Terkecuali memang ia dalam keadaan darurat bila tidak melakukannya ia dipastikan akan terjatuh dalam perzinaan. Namun bila kenyataannya ia telah terbiasa menjerumuskan dirinya dengan kebiasaan jelek tersebut, dimana sering mendekatkan diri kepada sebab yang ia dapat terjebak di dalamnya tentunya keadaan ini tidak di sebut dengan darurat.
Apakah wanita berhak menanyakannya dengan perilaku dosa yang masih di lakukan?

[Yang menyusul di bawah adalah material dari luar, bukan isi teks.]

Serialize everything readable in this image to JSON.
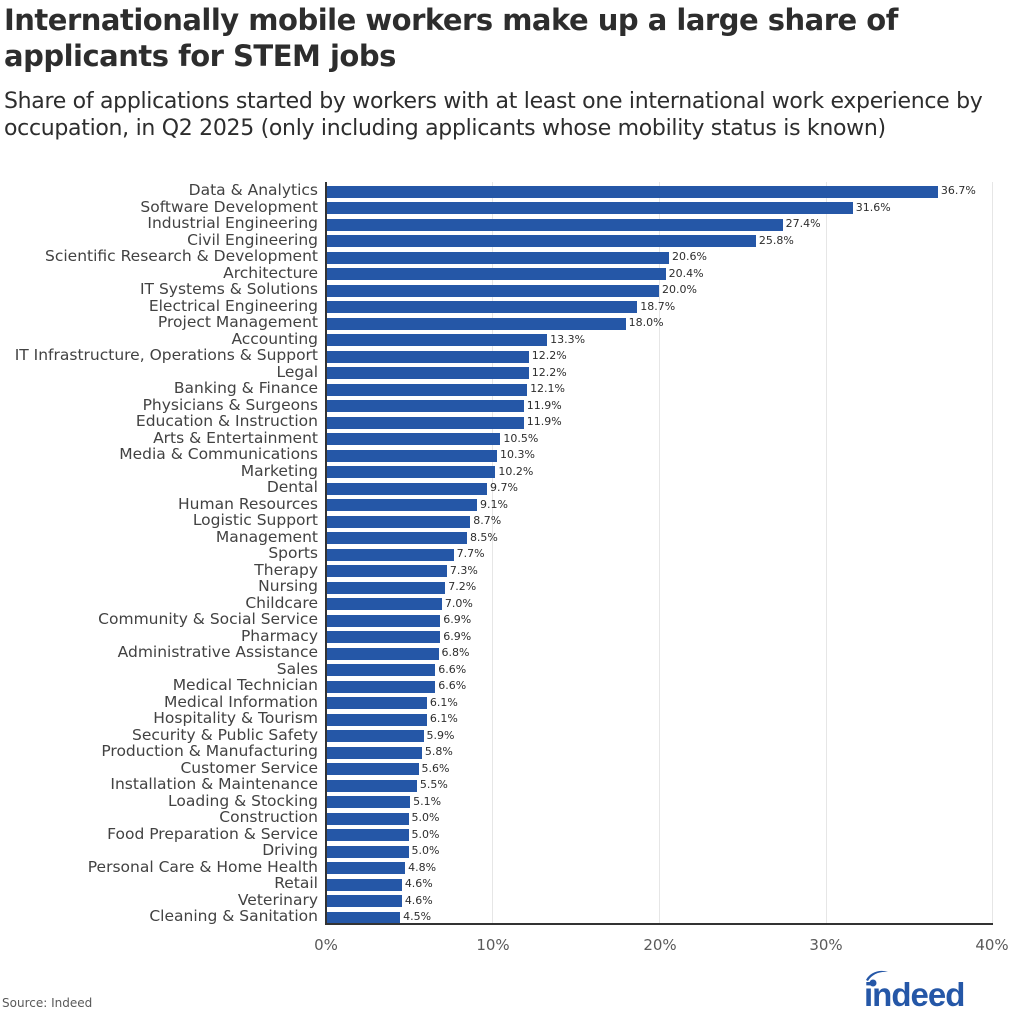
{
  "header": {
    "title": "Internationally mobile workers make up a large share of applicants for STEM jobs",
    "subtitle": "Share of applications started by workers with at least one international work experience by occupation, in Q2 2025 (only including applicants whose mobility status is known)"
  },
  "footer": {
    "source": "Source: Indeed",
    "logo_text": "indeed",
    "logo_color": "#2557a7"
  },
  "colors": {
    "bar": "#2557a7",
    "axis": "#333333",
    "grid": "#e6e6e6"
  },
  "chart_data": {
    "type": "bar",
    "orientation": "horizontal",
    "title": "Internationally mobile workers make up a large share of applicants for STEM jobs",
    "subtitle": "Share of applications started by workers with at least one international work experience by occupation, in Q2 2025 (only including applicants whose mobility status is known)",
    "xlabel": "",
    "ylabel": "",
    "xlim": [
      0,
      40
    ],
    "x_ticks": [
      "0%",
      "10%",
      "20%",
      "30%",
      "40%"
    ],
    "grid": true,
    "legend": null,
    "categories": [
      "Data & Analytics",
      "Software Development",
      "Industrial Engineering",
      "Civil Engineering",
      "Scientific Research & Development",
      "Architecture",
      "IT Systems & Solutions",
      "Electrical Engineering",
      "Project Management",
      "Accounting",
      "IT Infrastructure, Operations & Support",
      "Legal",
      "Banking & Finance",
      "Physicians & Surgeons",
      "Education & Instruction",
      "Arts & Entertainment",
      "Media & Communications",
      "Marketing",
      "Dental",
      "Human Resources",
      "Logistic Support",
      "Management",
      "Sports",
      "Therapy",
      "Nursing",
      "Childcare",
      "Community & Social Service",
      "Pharmacy",
      "Administrative Assistance",
      "Sales",
      "Medical Technician",
      "Medical Information",
      "Hospitality & Tourism",
      "Security & Public Safety",
      "Production & Manufacturing",
      "Customer Service",
      "Installation & Maintenance",
      "Loading & Stocking",
      "Construction",
      "Food Preparation & Service",
      "Driving",
      "Personal Care & Home Health",
      "Retail",
      "Veterinary",
      "Cleaning & Sanitation"
    ],
    "values": [
      36.7,
      31.6,
      27.4,
      25.8,
      20.6,
      20.4,
      20.0,
      18.7,
      18.0,
      13.3,
      12.2,
      12.2,
      12.1,
      11.9,
      11.9,
      10.5,
      10.3,
      10.2,
      9.7,
      9.1,
      8.7,
      8.5,
      7.7,
      7.3,
      7.2,
      7.0,
      6.9,
      6.9,
      6.8,
      6.6,
      6.6,
      6.1,
      6.1,
      5.9,
      5.8,
      5.6,
      5.5,
      5.1,
      5.0,
      5.0,
      5.0,
      4.8,
      4.6,
      4.6,
      4.5
    ],
    "labels": [
      "36.7%",
      "31.6%",
      "27.4%",
      "25.8%",
      "20.6%",
      "20.4%",
      "20.0%",
      "18.7%",
      "18.0%",
      "13.3%",
      "12.2%",
      "12.2%",
      "12.1%",
      "11.9%",
      "11.9%",
      "10.5%",
      "10.3%",
      "10.2%",
      "9.7%",
      "9.1%",
      "8.7%",
      "8.5%",
      "7.7%",
      "7.3%",
      "7.2%",
      "7.0%",
      "6.9%",
      "6.9%",
      "6.8%",
      "6.6%",
      "6.6%",
      "6.1%",
      "6.1%",
      "5.9%",
      "5.8%",
      "5.6%",
      "5.5%",
      "5.1%",
      "5.0%",
      "5.0%",
      "5.0%",
      "4.8%",
      "4.6%",
      "4.6%",
      "4.5%"
    ]
  }
}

Bila itu menjadi standar bagi dirinya,Menjadi hak bagi calon pasangan untuk menelusuri dan mempertanyakan informasi yang dibutuhkan. Bila akan dilakukan hendaknya bertanya kepada orang yang tepat dan dekat dengannya.
Bagi orang yang ditanya hendaknya menjawabnya dengan baik dan adil. Bila tidak ditanya, tidak ada kewajiban untuk menceritakan aib saudaranya, sambil terus mendoakan temannya dan memberikan masukan kepadanya untuk bertaubat dan menghentikan perbuatannya.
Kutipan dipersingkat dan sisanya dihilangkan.